Andy Murray Live event raises £305,000 for children's charities
Andy Murray's first charity exhibition match raised more than £305,000 for two children's charities in the UK.
The world number two staged the first Andy Murray Live event at Glasgow's SSE Hydro Arena in front of a sell-out crowd of 10,000 people on September 21.
Brother Jamie Murray, former British number one Tim Henman, tennis ace Grigor Dimitrov and special guests including Rio Paralympic champion Gordon Reid all took part in the event, which included a series of doubles and singles matches.
The money raised will go towards Unicef UK and Young People's Futures (YPF).
The event was raised in Andy Murray's capacity as a Unicef UK ambassador.
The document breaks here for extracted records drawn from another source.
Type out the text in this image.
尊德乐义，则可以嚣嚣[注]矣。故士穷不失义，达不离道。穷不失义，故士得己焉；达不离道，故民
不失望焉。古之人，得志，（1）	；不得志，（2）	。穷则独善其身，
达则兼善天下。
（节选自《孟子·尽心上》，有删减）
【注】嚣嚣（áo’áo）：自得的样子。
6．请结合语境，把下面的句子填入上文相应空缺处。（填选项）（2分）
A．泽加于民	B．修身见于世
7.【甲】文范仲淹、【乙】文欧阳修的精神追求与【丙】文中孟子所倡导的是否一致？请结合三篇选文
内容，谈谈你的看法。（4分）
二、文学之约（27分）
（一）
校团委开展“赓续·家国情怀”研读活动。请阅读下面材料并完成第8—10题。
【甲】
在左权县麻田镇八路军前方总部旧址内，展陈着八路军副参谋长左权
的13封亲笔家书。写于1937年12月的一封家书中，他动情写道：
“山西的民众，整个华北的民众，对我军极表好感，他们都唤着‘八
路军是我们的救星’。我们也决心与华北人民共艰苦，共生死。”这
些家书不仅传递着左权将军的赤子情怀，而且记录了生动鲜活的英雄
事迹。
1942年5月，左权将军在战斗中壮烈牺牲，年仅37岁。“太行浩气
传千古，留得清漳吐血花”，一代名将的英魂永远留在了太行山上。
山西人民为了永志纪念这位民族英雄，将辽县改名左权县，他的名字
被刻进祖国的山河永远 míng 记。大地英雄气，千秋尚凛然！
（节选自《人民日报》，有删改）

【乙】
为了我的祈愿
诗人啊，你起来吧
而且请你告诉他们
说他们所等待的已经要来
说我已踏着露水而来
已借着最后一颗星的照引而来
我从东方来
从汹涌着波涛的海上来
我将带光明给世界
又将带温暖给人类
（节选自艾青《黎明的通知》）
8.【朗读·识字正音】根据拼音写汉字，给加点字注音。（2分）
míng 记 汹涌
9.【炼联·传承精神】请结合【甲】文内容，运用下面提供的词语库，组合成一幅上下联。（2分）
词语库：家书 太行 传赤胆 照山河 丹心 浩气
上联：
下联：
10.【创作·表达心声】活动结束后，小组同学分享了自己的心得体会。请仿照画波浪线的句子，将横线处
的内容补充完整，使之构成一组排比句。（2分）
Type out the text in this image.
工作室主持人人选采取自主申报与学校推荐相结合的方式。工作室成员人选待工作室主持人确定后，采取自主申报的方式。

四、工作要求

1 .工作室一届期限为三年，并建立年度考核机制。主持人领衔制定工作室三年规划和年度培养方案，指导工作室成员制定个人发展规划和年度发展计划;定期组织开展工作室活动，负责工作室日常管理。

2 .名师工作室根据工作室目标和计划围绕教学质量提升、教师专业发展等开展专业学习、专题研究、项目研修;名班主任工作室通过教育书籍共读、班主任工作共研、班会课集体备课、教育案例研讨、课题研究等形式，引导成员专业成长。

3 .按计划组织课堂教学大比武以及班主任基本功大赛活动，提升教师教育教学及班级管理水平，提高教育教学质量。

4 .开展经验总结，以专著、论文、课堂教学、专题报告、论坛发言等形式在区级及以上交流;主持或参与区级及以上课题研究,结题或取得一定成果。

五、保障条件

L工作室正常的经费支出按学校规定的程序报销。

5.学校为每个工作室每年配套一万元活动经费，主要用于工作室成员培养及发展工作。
Glasgow charity YPF will spend the donation buying much-needed facilities for young people in Possilpark, one of the most deprived areas in the city, including a minibus, sports facilities and a caravan to provide respite and holidays for families.
Unicef will use the money to help protect children in emergencies, such as those affected by the crisis in Syria.
Andy Murray said: "It was always really important to me that this event should be for charity and so I'm really pleased we've been able to raise a significant amount in our first year.
"Children's charities have become more relevant to me now I'm a father, and both these organisations are doing great work with young people in Scotland and around the world."
Ann Lawrance, from Young People's Futures, said: "This was truly an amazing opportunity for our charity.
"Not only will the money raised make a huge difference to us, but also the awareness our charity received through being a partner of the event was enormously important.
"It has made a real difference for the children on our programme and for that we are so grateful."
The charity event sold out within 48 hours and it is understood Murray plans to run a similar exhibition in 2017, with more details being announced early next year.
The Scot takes to the court in Vienna this week with his sights set on the world number one ranking after a stellar 2016.